Nevertheless, power creates the conditions of its own undermining. Endless hype has the effect of making us long for some kind of critical knight errant to tilt at the PR mills. We long for Don Quixotes to puncture Panglossian claims that all’s for the best in the best of all possible art worlds. If it’s to be more than superficial bitching, though, negative criticism has to come from an authoritative figure, a trusted gatekeeper, but the hierarchies once imposed by Greenbergian colossuses have long since disappeared. Now, instead, we have a horizontal, postmodern plethora of personal opinions, all as good as each other, but some backed up – crucially – by money and power. Our model for media consumption is websites: if you don’t like one, don’t tick it off, click off to another.
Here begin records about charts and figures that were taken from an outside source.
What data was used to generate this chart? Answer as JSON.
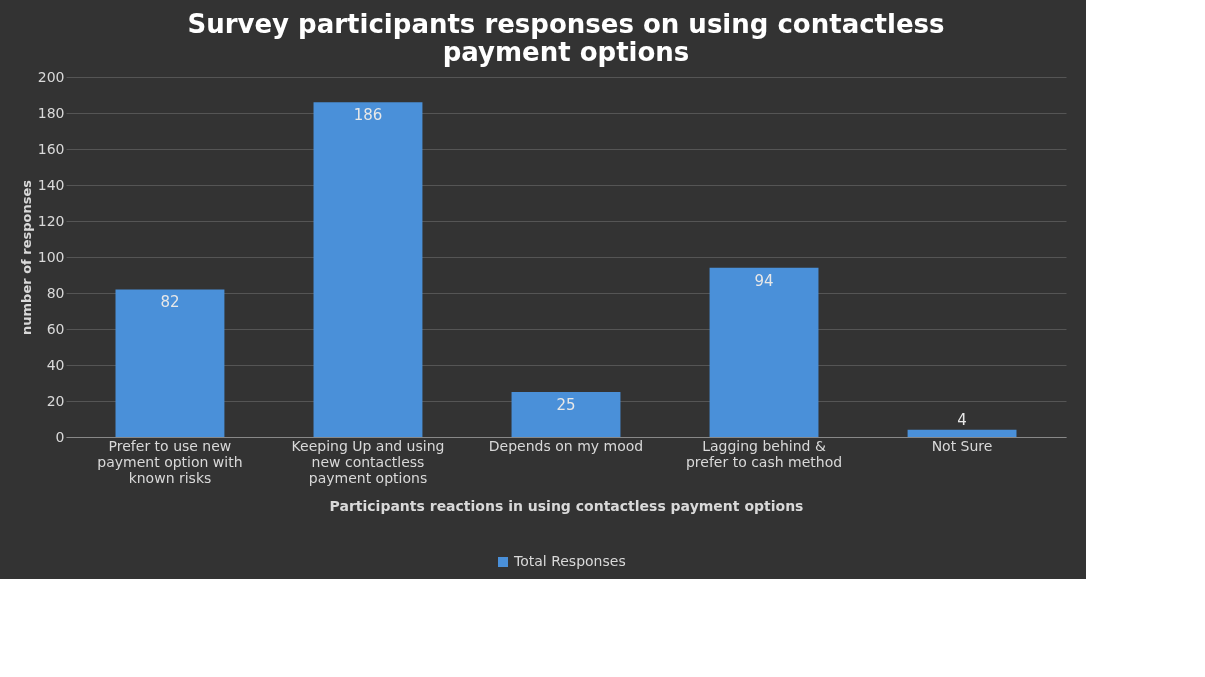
{
  "chart_data": {
    "type": "bar",
    "title": "Survey participants responses on using contactless payment options",
    "xlabel": "Participants reactions in using contactless payment options",
    "ylabel": "number of responses",
    "categories": [
      "Prefer to use new payment option with known risks",
      "Keeping Up and using new contactless payment options",
      "Depends on my mood",
      "Lagging behind & prefer to cash method",
      "Not Sure"
    ],
    "series": [
      {
        "name": "Total Responses",
        "color": "#4a90d9",
        "values": [
          82,
          186,
          25,
          94,
          4
        ]
      }
    ],
    "ylim": [
      0,
      200
    ],
    "yticks": [
      0,
      20,
      40,
      60,
      80,
      100,
      120,
      140,
      160,
      180,
      200
    ],
    "grid": "y",
    "legend": "bottom",
    "data_labels": true
  }
}
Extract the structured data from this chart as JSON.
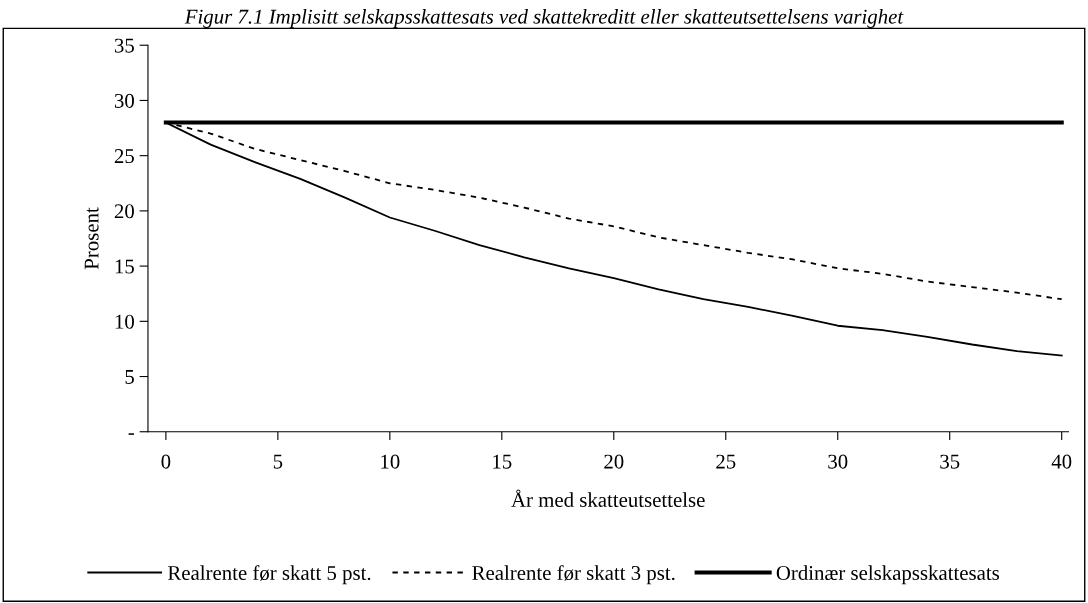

Why, in that kind of world, would you bother to criticize an art show? Well, you might want to offset hype – curatorial as well as promotional hype. In Cumming’s Serpentine review she took a righteous swipe at ‘questioning, debating, subverting, raising issues and all those other art clichés unfortunately bequeathed by 1970s theorists’. You might want to show that art magazines really are part of ‘the fourth estate’, an independent media entity capable of counterbalancing power rather than kowtowing tamely to it. You might even be helping the artists themselves – control freaks with overweening egos, they don’t pay their assistants or their gallerists to tell them what they’re doing wrong.
It might be that impassioned writing reflecting a heartfelt personal stance is simply more interesting to read than tortoise-like caution and the langue de bois, the wooden tongue of officialdom. Or perhaps you just want to prove that Western art magazines are still in sufficiently rude health to be – where called for – genuinely rude.
Five years on, ART iT has dropped the ‘genuinely rude’ slogan from its masthead. The Japanese magazine now describes itself as ‘innovative, ambitious […] a builder of networks’. Don’t knock it.